Relevansi pendapat Machiavelli dengan zaman sekarang sangat terlihat jelas. Bisa dibayangkan, para politisi dengan politik identitas agamanya, 
baliho yang menunjukkan foto mereka yang sedang melakukan tindakan humanis, video di berbagai media yang menunjukkan sidak menyidak pada jajaran staf yang tidak becus melayani masyarakat, serta berbagai pencitraan lainnya.

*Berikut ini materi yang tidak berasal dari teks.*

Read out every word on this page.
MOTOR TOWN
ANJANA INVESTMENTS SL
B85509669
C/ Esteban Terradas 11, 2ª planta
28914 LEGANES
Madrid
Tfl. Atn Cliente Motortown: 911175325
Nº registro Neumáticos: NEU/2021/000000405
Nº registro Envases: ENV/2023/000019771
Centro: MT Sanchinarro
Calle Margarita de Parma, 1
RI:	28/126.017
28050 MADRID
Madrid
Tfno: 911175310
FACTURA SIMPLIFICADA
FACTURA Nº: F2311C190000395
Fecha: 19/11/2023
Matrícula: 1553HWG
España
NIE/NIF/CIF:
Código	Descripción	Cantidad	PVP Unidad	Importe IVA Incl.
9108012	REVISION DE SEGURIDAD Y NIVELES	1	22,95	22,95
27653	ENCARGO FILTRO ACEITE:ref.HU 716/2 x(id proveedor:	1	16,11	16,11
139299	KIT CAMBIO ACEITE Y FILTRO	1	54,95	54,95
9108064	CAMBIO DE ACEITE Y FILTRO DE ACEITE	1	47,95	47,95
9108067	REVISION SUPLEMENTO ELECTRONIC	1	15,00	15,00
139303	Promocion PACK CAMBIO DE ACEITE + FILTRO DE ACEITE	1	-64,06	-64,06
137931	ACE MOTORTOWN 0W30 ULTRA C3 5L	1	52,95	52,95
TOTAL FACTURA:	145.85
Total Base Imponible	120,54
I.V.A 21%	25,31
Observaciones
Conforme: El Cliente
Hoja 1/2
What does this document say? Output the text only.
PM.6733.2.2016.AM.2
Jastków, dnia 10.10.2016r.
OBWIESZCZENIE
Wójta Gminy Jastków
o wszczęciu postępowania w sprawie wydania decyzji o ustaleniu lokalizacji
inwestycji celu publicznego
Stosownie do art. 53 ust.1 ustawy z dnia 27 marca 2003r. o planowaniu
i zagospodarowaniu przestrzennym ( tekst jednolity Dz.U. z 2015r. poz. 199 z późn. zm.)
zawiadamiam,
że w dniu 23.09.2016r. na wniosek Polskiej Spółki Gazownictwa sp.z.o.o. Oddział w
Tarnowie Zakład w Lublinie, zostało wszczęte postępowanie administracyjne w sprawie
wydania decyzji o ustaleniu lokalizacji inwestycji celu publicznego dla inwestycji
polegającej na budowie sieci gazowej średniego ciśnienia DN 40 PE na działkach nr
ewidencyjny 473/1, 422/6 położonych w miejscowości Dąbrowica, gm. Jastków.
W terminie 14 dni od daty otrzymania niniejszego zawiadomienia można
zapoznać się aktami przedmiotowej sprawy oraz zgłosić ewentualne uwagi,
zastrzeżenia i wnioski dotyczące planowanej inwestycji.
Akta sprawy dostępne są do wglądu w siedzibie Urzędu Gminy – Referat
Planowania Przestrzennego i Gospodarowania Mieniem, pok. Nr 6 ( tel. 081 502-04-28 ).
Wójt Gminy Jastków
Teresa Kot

Sebagai konsumen atas segala hal di atas, tentunya kita tidak dapat membaca isi hati dari apa yang mereka tunjukkan. Tuluskah atau tidak itu urusan mereka. Bagi anda para masyarakat yang cukup mengerti mekanisme pencitraan, seharusnya dapat menjadi lebih skeptis akan hal ini, lalu kemudian tidak lantas percaya begitu saja. Namun bagi anda penguasa yang sedang melakukan mekanisme ini, harus lebih belajar lagi, bagaimana cara mengamalkan nasihat Machiavelli mengenai pencitraan ini. Sebab, masyarakat semakin ke depan tentunya akan semakin skeptis akan mekanisme pencitraan model lama yang telah basi dan tecium baunya. Dibutuhkan kontekstualisasi akan teori “Citra Baik Dalam Muslihat”.

Penutup


Kebaikan antar pihak tidaklah sama. Barangkali anda sebagai masyarakat merasa selama ini telah dibohongi dengan cara-cara Mechavelli. Namun Apabila kacamata kemudian dibalik menjadi sudut pandang para penguasa,  bukankah hal ini akan menjadi suatu kebaikan di kalangan mereka?. Akan menjadi lebih jelas kiranya apabila berpatokan pada salah satu pengertian politik yang memuat narasi “jalan menuju kekuasaan”. Tidak perlu merasa disakiti, mungkin jika anda di posisi penguasa juga akan melakukan hal demikian.

Konotasi negatif kepada mereka yang menyebut diri mereka sebagai Machiavellian seharusnya diangkat. Apabila disinggungkan dengan realitas yang ada, bukannya memang para pemimpin cenderung demikian? Anggap saja Abul Abbas si penjagal, beberapa sikap yang ditunjukkannya cenderung sesuai dengan apa yang tertera dalam nasihat Machiavelli, meskipun Abul Abbas hidup jauh sebelum Machiavelli. Toh sampai saat nama Abul Abbas senantiasa dikenang sebagai Khalifah pertama bani Abbasiyah. Dalam kitab sejarah, namanya tidak dikonotasikan dengan negatif meskipun pada lembaran pengenalannya dalam buku sejarah akan menampilkan bagaimana kebengisan dari si penjagal ini.